Mongolian Beef


Slice thinly, against the grain:

Flank Steak

Slice lengthwise and slightly diagonally:

1 Leek

Marinade Flank Steak and 1/2 of Sliced Leek in:

Soy Sauce
Garlic (powder or chopped)
Peanut Butter
Ginger (powder or diced)
Hoisin Sauce
White Wine (or Sake)
Rice Vinegar
Sugar to taste

Optional: Slice as for Stir Fry

Carrot
Mushrooms
Cabbage
Broccoli
Onion
Etc.

Deep Fat Fry in Corn or Peanut Oil:

Mai Fun Noodles

Break out as much noodles as you want to prepare into small bundles prior to putting any in to fry. The oil should be around 400 F. To see if it's hot enough, drop a noodle in. If it poofs out, it's hot enough. If it just kind of sits there, it's not. If you can't tell, it's not hot enough. Have a plate with paper towel on it handy to put the noodles on after they are fried. The noodles fry instantaneously so be ready to take them out as soon as you put them in.

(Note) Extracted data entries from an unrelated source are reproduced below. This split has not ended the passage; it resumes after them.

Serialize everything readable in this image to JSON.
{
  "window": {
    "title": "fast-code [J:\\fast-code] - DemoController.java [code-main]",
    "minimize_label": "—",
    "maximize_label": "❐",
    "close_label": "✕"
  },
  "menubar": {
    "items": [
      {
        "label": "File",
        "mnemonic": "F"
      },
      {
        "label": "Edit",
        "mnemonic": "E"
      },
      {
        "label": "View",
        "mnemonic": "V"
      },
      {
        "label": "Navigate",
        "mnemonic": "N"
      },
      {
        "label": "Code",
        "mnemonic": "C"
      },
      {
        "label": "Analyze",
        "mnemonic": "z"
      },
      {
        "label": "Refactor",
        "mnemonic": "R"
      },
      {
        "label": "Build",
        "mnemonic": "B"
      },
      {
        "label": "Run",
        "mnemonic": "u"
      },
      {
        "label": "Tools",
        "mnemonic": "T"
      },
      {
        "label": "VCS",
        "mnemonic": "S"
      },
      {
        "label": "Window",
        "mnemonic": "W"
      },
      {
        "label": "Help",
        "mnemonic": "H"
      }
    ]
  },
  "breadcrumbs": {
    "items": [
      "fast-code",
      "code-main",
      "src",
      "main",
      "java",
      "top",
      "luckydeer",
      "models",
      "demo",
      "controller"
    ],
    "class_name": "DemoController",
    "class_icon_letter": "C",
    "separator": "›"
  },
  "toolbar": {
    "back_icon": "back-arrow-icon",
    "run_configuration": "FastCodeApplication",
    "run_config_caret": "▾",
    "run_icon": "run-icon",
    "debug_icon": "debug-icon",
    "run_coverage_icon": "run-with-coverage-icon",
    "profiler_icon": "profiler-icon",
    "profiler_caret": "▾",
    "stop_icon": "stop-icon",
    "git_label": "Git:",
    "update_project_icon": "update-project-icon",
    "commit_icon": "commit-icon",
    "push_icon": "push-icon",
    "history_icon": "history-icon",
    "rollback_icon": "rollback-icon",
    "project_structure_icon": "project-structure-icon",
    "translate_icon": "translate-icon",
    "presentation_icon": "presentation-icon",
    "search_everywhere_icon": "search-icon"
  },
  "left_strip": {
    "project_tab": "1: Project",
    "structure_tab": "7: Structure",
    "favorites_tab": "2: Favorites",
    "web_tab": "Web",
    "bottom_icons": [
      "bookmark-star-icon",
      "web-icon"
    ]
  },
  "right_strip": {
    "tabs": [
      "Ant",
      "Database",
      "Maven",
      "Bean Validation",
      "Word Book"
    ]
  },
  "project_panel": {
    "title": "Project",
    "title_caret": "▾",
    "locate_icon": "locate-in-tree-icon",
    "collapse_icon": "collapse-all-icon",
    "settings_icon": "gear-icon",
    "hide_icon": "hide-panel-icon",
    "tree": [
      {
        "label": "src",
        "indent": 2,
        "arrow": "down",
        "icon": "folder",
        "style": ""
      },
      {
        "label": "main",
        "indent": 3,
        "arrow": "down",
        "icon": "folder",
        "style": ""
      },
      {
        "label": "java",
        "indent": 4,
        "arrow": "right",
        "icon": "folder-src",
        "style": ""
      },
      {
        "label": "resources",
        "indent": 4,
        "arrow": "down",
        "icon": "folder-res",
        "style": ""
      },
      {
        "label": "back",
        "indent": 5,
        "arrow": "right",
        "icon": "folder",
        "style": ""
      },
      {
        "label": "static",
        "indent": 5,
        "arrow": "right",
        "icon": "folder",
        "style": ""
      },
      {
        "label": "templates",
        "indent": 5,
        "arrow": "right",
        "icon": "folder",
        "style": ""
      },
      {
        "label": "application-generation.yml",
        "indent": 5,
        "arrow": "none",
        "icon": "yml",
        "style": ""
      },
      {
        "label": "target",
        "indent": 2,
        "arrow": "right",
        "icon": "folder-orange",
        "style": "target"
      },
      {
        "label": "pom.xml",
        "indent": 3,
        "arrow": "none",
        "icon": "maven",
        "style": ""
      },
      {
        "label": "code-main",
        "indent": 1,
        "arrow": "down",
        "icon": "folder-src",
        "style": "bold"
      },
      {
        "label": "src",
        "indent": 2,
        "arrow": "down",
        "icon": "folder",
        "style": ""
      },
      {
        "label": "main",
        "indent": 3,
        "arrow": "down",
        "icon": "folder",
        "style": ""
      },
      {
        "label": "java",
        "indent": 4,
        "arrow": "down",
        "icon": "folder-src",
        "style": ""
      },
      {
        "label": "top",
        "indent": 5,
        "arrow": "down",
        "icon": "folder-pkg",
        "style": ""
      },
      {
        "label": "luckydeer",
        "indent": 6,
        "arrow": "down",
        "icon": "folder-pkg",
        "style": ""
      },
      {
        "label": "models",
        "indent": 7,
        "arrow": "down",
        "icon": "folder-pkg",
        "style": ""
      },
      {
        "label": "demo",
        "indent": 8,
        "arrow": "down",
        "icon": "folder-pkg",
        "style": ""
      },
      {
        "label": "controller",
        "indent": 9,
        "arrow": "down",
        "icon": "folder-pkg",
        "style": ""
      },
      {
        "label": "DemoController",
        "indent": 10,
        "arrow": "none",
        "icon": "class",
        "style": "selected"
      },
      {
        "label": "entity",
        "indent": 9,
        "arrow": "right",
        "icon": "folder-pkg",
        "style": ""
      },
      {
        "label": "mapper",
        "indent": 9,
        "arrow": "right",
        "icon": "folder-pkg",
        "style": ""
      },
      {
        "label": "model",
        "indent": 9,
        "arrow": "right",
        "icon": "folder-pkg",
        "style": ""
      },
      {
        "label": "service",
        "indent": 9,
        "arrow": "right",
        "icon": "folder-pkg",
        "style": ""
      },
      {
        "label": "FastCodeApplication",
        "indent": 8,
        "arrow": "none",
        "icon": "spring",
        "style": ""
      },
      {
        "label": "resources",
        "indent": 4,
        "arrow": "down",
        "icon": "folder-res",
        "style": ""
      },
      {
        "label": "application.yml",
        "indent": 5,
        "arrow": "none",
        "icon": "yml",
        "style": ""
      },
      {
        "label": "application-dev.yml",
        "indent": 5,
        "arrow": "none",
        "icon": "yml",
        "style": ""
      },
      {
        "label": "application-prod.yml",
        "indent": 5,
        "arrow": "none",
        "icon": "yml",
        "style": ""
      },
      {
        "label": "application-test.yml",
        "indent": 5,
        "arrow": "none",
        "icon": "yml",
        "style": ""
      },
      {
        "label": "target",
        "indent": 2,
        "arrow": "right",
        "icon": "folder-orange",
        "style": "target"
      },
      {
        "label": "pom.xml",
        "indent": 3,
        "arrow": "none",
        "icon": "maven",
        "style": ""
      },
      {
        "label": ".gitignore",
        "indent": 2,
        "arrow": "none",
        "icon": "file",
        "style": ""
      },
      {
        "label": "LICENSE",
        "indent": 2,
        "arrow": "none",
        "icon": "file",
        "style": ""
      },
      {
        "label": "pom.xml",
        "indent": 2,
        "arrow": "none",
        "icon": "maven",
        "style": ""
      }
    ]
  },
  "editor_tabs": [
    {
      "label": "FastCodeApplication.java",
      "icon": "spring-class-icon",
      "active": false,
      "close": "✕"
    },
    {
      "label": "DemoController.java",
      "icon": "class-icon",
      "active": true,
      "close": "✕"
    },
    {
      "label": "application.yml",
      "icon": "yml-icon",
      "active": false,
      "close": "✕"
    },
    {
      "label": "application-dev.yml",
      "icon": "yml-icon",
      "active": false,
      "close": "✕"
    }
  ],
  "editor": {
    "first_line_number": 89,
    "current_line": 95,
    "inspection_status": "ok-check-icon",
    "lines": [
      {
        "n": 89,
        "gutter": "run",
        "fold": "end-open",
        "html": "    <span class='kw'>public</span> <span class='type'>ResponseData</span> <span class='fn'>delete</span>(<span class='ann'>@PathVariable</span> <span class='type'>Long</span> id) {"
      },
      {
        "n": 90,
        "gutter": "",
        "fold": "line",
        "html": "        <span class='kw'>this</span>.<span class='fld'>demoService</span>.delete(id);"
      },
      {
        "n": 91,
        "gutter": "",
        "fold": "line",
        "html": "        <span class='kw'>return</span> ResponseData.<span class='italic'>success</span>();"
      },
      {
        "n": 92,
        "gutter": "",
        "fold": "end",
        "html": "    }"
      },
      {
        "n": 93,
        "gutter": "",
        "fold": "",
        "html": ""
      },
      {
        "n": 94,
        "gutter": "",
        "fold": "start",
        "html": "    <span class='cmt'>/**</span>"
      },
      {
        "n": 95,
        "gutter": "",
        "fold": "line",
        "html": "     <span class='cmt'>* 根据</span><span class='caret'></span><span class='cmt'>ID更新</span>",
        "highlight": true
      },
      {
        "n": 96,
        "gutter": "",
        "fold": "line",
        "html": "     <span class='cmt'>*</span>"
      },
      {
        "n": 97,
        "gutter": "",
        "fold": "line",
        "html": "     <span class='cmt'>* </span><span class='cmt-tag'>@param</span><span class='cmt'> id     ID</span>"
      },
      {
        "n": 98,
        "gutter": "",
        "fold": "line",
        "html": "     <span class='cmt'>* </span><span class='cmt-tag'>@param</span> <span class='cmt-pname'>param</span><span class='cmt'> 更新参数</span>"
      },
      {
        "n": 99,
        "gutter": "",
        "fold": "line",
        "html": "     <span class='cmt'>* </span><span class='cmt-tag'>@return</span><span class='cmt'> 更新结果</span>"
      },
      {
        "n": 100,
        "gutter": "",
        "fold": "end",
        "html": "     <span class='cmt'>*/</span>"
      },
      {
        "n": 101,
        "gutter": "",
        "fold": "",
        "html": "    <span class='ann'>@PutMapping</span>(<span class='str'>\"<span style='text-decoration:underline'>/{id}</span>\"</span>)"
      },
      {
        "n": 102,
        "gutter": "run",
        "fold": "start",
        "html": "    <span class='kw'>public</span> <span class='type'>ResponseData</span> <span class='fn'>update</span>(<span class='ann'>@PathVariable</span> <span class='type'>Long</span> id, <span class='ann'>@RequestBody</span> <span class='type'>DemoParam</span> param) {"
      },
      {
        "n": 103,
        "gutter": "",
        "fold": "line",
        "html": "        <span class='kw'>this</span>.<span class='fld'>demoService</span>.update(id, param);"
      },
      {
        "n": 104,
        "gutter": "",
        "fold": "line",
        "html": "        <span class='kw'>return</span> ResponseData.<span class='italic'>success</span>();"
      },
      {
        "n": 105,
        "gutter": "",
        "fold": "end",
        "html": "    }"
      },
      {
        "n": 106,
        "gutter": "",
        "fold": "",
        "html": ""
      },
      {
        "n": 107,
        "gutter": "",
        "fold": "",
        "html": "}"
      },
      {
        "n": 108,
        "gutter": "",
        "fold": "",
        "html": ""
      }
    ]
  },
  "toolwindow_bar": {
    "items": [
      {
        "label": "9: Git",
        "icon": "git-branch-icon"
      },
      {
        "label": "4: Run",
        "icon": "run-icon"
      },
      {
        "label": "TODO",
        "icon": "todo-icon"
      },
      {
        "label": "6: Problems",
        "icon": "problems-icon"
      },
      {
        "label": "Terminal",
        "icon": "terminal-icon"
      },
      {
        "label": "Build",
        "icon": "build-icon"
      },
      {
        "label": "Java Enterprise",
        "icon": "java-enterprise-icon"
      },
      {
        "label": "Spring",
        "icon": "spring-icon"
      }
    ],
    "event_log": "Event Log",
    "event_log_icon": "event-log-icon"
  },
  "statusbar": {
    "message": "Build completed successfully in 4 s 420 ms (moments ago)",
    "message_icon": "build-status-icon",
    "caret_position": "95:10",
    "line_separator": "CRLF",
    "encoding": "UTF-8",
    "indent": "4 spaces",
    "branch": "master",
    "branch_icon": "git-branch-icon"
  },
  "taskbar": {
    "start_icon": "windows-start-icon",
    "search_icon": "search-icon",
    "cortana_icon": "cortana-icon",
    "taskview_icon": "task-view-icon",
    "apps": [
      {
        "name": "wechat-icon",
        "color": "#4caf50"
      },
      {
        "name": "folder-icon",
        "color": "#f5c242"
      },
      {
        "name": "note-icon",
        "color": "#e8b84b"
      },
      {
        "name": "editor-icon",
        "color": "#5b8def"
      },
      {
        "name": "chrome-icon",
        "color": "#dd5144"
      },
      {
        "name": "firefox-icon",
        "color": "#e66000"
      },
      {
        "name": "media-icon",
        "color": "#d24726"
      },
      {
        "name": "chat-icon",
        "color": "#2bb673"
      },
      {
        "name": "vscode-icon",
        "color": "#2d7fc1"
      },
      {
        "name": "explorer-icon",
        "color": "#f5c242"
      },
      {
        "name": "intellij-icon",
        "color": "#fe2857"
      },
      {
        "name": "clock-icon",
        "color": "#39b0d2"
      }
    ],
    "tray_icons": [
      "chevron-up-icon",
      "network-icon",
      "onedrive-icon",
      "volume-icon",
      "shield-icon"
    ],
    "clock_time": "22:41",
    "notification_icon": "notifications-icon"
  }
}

Velvet Marinaded Beef in Oil:

Basically dip the beef into the hot oil (doesn't need to be quite as hot any more), swirl it around and when it quits making quite so much noise pull it back out again. The whole routine takes a smidge under a minute. The meat should not be fully cooked.

Stir-Fry Beef in small amount of Oil, with Vegetables from Above (if used), Bean Sprouts (if desired) and other half of Leek. Use the rest of the marinade as sauce, and eke out with additional white wine or sake. The less liquid added, the more the sauce will cling to the beef. Serve over Mai Fun noodles with steamed rice.